After Eruption: Anchialine Pools Show Signs of New Life at PohoikiNovember 16, 2019, 6:11 AM HST · Updated November 16, 6:11 AM 17 Comments
An enormous and ever-growing black sand beach among the new features at Pohoiki, the site of a former boat ramp, rendered obsolete after being surrounded by lava on Hawaiʻi Island. Biologists from the DLNR Division of Aquatic Resources have noted at least seven anchialine pools dotting the Pohoiki landscape.
Troy Sakihara explained, “Anchialine pools are brackish water pools that are land-locked,but are connected to the ocean and groundwater through the underground. They fluctuate with tides and while they may seem like unassuming, little puddles of water they are home to an array of endemic species found only in Hawai‘i.”
The most common aquatic creature found in Hawai‘i’s anchialine pools are ʻōpaeʻula, the tiny Hawaiian red shrimp. They’re popular in desktop aquariums and Sakihara describes them as very charismatic – not the least of which they’re ability to evolve and thrive in a variety of habitats like volcanic rock and sand.
Biologists say they’re not terribly surprised that ʻōpaeʻula and other native shrimp are beginning to show up at Pohoiki and likely in other anchialine pools up and down the Puna coast that were inundated by lava flows. The where and how of their reappearance is still a bit of a mystery, but experts do know that they quickly re-inhabit bomb impact craters at places like Kaho‘olawe. Sakihara said, “It is still a question that we’re trying to answer as far as how they recruit so fast into these pools.”
Historically anchialine pools have been critical sources of fresh water, particularly in arid regions. Hawai‘i has the highest concentrate of these ponds in the world, with a conservative estimate of 600 out of a worldwide total of 1,000.
DAR Administrator Brian Neilson commented, “These pools are really valuable resources – ecologically, biologically, and culturally. Our team is currently working on a rules package to provide better management strategies for anchialine pools. One of the things people can do right now is to stay out of these sensitive areas. Sunscreens and other body oils can degrade water quality and potentially kill creatures like the ʻōpaeʻula.”

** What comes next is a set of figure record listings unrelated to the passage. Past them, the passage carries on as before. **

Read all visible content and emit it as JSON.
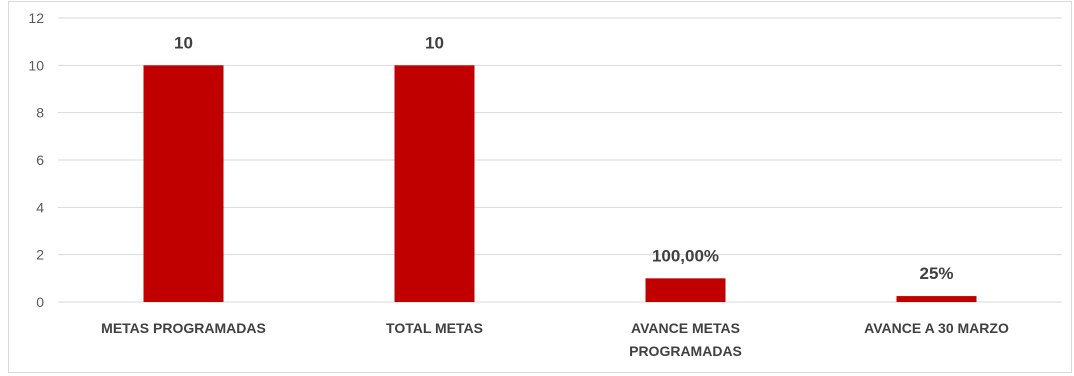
{
  "chart_data": {
    "type": "bar",
    "title": "",
    "xlabel": "",
    "ylabel": "",
    "categories": [
      [
        "METAS PROGRAMADAS"
      ],
      [
        "TOTAL METAS"
      ],
      [
        "AVANCE METAS",
        "PROGRAMADAS"
      ],
      [
        "AVANCE A 30 MARZO"
      ]
    ],
    "values": [
      10,
      10,
      1,
      0.25
    ],
    "data_labels": [
      "10",
      "10",
      "100,00%",
      "25%"
    ],
    "ylim": [
      0,
      12
    ],
    "yticks": [
      0,
      2,
      4,
      6,
      8,
      10,
      12
    ],
    "grid": true,
    "legend": "none",
    "colors": {
      "bar": "#C00000",
      "grid": "#d9d9d9",
      "tick_text": "#595959",
      "label_text": "#404040"
    }
  }
}
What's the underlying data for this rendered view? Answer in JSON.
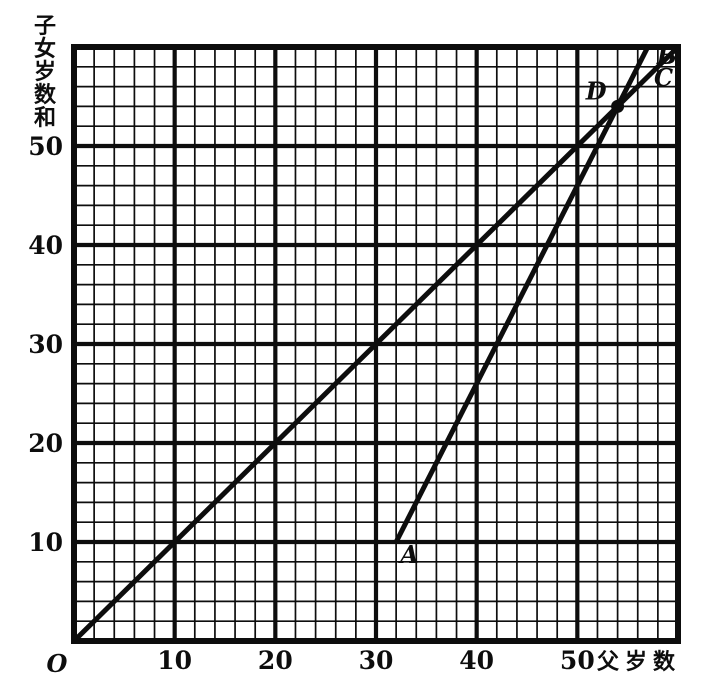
{
  "chart_data": {
    "type": "line",
    "title": "",
    "xlabel": "父岁数",
    "ylabel": "子女岁数和",
    "origin_label": "O",
    "xlim": [
      0,
      60
    ],
    "ylim": [
      0,
      60
    ],
    "x_ticks": [
      10,
      20,
      30,
      40,
      50
    ],
    "y_ticks": [
      10,
      20,
      30,
      40,
      50
    ],
    "grid": {
      "on": true,
      "minor_step": 2,
      "major_step": 10
    },
    "series": [
      {
        "name": "line-OC",
        "start_label": "",
        "end_label": "C",
        "points": [
          [
            0,
            0
          ],
          [
            60,
            60
          ]
        ]
      },
      {
        "name": "line-AB",
        "start_label": "A",
        "end_label": "B",
        "points": [
          [
            32,
            10
          ],
          [
            57,
            60
          ]
        ]
      }
    ],
    "marked_points": [
      {
        "label": "D",
        "x": 54,
        "y": 54
      }
    ],
    "ink_color": "#0d0d0d",
    "background_color": "#ffffff"
  }
}
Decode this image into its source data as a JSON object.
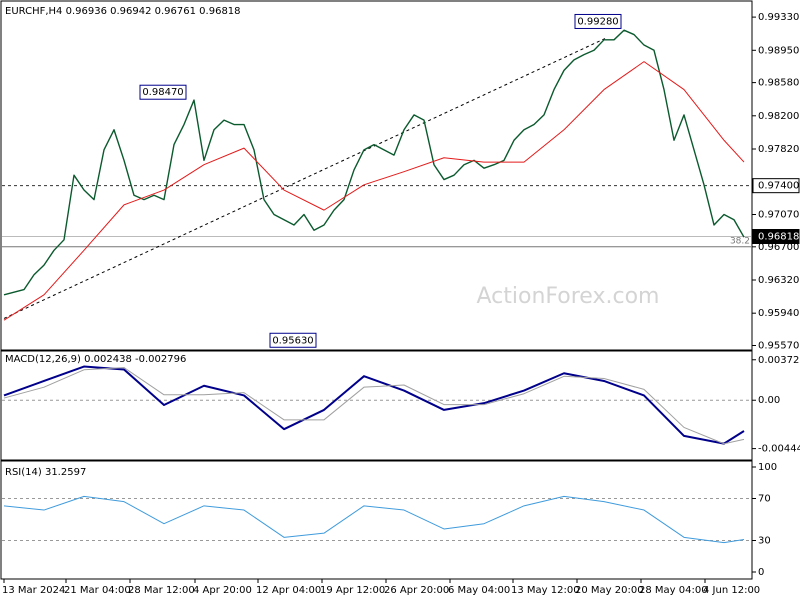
{
  "chart_data": [
    {
      "type": "line",
      "title": "EURCHF,H4 0.96936 0.96942 0.96761 0.96818",
      "watermark": "ActionForex.com",
      "xlim": [
        0,
        74
      ],
      "xticks": [
        {
          "value": 0,
          "label": "13 Mar 2024"
        },
        {
          "value": 6.2,
          "label": "21 Mar 04:00"
        },
        {
          "value": 12.6,
          "label": "28 Mar 12:00"
        },
        {
          "value": 19.1,
          "label": "4 Apr 20:00"
        },
        {
          "value": 25.4,
          "label": "12 Apr 04:00"
        },
        {
          "value": 31.8,
          "label": "19 Apr 12:00"
        },
        {
          "value": 38.2,
          "label": "26 Apr 20:00"
        },
        {
          "value": 44.6,
          "label": "6 May 04:00"
        },
        {
          "value": 50.9,
          "label": "13 May 12:00"
        },
        {
          "value": 57.3,
          "label": "20 May 20:00"
        },
        {
          "value": 63.7,
          "label": "28 May 04:00"
        },
        {
          "value": 70.1,
          "label": "4 Jun 12:00"
        }
      ],
      "ylim": [
        0.9553,
        0.9948
      ],
      "yticks": [
        {
          "value": 0.9933,
          "label": "0.99330"
        },
        {
          "value": 0.9895,
          "label": "0.98950"
        },
        {
          "value": 0.9858,
          "label": "0.98580"
        },
        {
          "value": 0.982,
          "label": "0.98200"
        },
        {
          "value": 0.9782,
          "label": "0.97820"
        },
        {
          "value": 0.9707,
          "label": "0.97070"
        },
        {
          "value": 0.967,
          "label": "0.96700"
        },
        {
          "value": 0.9632,
          "label": "0.96320"
        },
        {
          "value": 0.9594,
          "label": "0.95940"
        },
        {
          "value": 0.9557,
          "label": "0.95570"
        }
      ],
      "series": [
        {
          "color": "#0b5a2e",
          "width": 1.4,
          "x": [
            0,
            1,
            2,
            3,
            4,
            5,
            6,
            7,
            8,
            9,
            10,
            11,
            12,
            13,
            14,
            15,
            16,
            17,
            18,
            19,
            20,
            21,
            22,
            23,
            24,
            25,
            26,
            27,
            28,
            29,
            30,
            31,
            32,
            33,
            34,
            35,
            36,
            37,
            38,
            39,
            40,
            41,
            42,
            43,
            44,
            45,
            46,
            47,
            48,
            49,
            50,
            51,
            52,
            53,
            54,
            55,
            56,
            57,
            58,
            59,
            60,
            61,
            62,
            63,
            64,
            65,
            66,
            67,
            68,
            69,
            70,
            71,
            72,
            73,
            74
          ],
          "values": [
            0.9615,
            0.9618,
            0.9621,
            0.9638,
            0.9649,
            0.9666,
            0.9678,
            0.9752,
            0.9735,
            0.9724,
            0.9781,
            0.9804,
            0.9769,
            0.9729,
            0.9724,
            0.9729,
            0.9724,
            0.9787,
            0.981,
            0.9838,
            0.9769,
            0.9804,
            0.9815,
            0.981,
            0.981,
            0.9781,
            0.9724,
            0.9707,
            0.9701,
            0.9695,
            0.9707,
            0.9689,
            0.9695,
            0.9712,
            0.9724,
            0.9758,
            0.9781,
            0.9787,
            0.9781,
            0.9775,
            0.9804,
            0.9821,
            0.9815,
            0.9764,
            0.9747,
            0.9752,
            0.9764,
            0.9769,
            0.976,
            0.9764,
            0.9769,
            0.9792,
            0.9804,
            0.981,
            0.9821,
            0.985,
            0.9872,
            0.9884,
            0.989,
            0.9895,
            0.9907,
            0.9907,
            0.9918,
            0.9913,
            0.9901,
            0.9895,
            0.985,
            0.9792,
            0.9821,
            0.9781,
            0.9741,
            0.9695,
            0.9707,
            0.9701,
            0.9681
          ]
        },
        {
          "color": "#e31a1a",
          "width": 1,
          "x": [
            0,
            4,
            8,
            12,
            16,
            20,
            24,
            28,
            32,
            36,
            40,
            44,
            48,
            52,
            56,
            60,
            64,
            68,
            72,
            74
          ],
          "values": [
            0.9586,
            0.9615,
            0.9666,
            0.9718,
            0.9735,
            0.9764,
            0.9783,
            0.9735,
            0.9712,
            0.9741,
            0.9756,
            0.9772,
            0.9767,
            0.9767,
            0.9804,
            0.985,
            0.9882,
            0.985,
            0.9792,
            0.9767
          ]
        }
      ],
      "trendline": {
        "x": [
          0,
          60.2
        ],
        "values": [
          0.9588,
          0.9909
        ]
      },
      "annotations": [
        {
          "x": 18.6,
          "value": 0.9847,
          "label": "0.98470"
        },
        {
          "x": 62.1,
          "value": 0.9928,
          "label": "0.99280"
        },
        {
          "x": 31.6,
          "value": 0.9563,
          "label": "0.95630"
        }
      ],
      "levels": [
        {
          "value": 0.974,
          "label": "0.97400",
          "dashed": true,
          "tag": "light"
        },
        {
          "value": 0.96818,
          "label": "0.96818",
          "dashed": false,
          "tag": "dark"
        }
      ],
      "fib": {
        "value": 0.967,
        "label": "38.2"
      }
    },
    {
      "type": "line",
      "title": "MACD(12,26,9) 0.002438 -0.002796",
      "ylim": [
        -0.00531,
        0.00425
      ],
      "yticks": [
        0.00372,
        {
          "value": 0,
          "label": "0.00"
        },
        -0.004447
      ],
      "series": [
        {
          "color": "#00008b",
          "width": 2,
          "x": [
            0,
            4,
            8,
            12,
            16,
            20,
            24,
            28,
            32,
            36,
            40,
            44,
            48,
            52,
            56,
            60,
            64,
            68,
            72,
            74
          ],
          "values": [
            0.00044,
            0.00177,
            0.0031,
            0.00283,
            -0.00044,
            0.00133,
            0.00044,
            -0.00266,
            -0.00089,
            0.00221,
            0.00089,
            -0.00089,
            -0.00027,
            0.00089,
            0.00248,
            0.00177,
            0.00044,
            -0.00328,
            -0.00399,
            -0.00283
          ]
        },
        {
          "color": "#a0a0a0",
          "width": 1,
          "x": [
            0,
            4,
            8,
            12,
            16,
            20,
            24,
            28,
            32,
            36,
            40,
            44,
            48,
            52,
            56,
            60,
            64,
            68,
            72,
            74
          ],
          "values": [
            0.0002,
            0.0012,
            0.0028,
            0.003,
            0.0005,
            0.0005,
            0.0007,
            -0.0018,
            -0.0018,
            0.0012,
            0.0014,
            -0.0004,
            -0.0004,
            0.0006,
            0.0022,
            0.002,
            0.001,
            -0.0025,
            -0.004,
            -0.0036
          ]
        }
      ]
    },
    {
      "type": "line",
      "title": "RSI(14) 31.2597",
      "ylim": [
        0,
        100
      ],
      "yticks": [
        100,
        70,
        30,
        0
      ],
      "dashed_levels": [
        70,
        30
      ],
      "series": [
        {
          "color": "#3f9bdc",
          "width": 1,
          "x": [
            0,
            4,
            8,
            12,
            16,
            20,
            24,
            28,
            32,
            36,
            40,
            44,
            48,
            52,
            56,
            60,
            64,
            68,
            72,
            74
          ],
          "values": [
            63,
            59,
            72,
            67,
            46,
            63,
            59,
            33,
            37,
            63,
            59,
            41,
            46,
            63,
            72,
            67,
            59,
            33,
            28,
            31
          ]
        }
      ]
    }
  ]
}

On a recent visit to Pohoiki, Neilson and Sakihara, watched a woman with a snorkel, float in one of the new anchialine pools for more than an hour. Neilson concluded, “We want to educate folks and ask them not to disturb these pools and minimize their interactions with them. Please don’t swim or snorkel in them, as you may be killing some of the most endangered aquatic creatures in the state. Respect them and enjoy them, with your eyes, only.”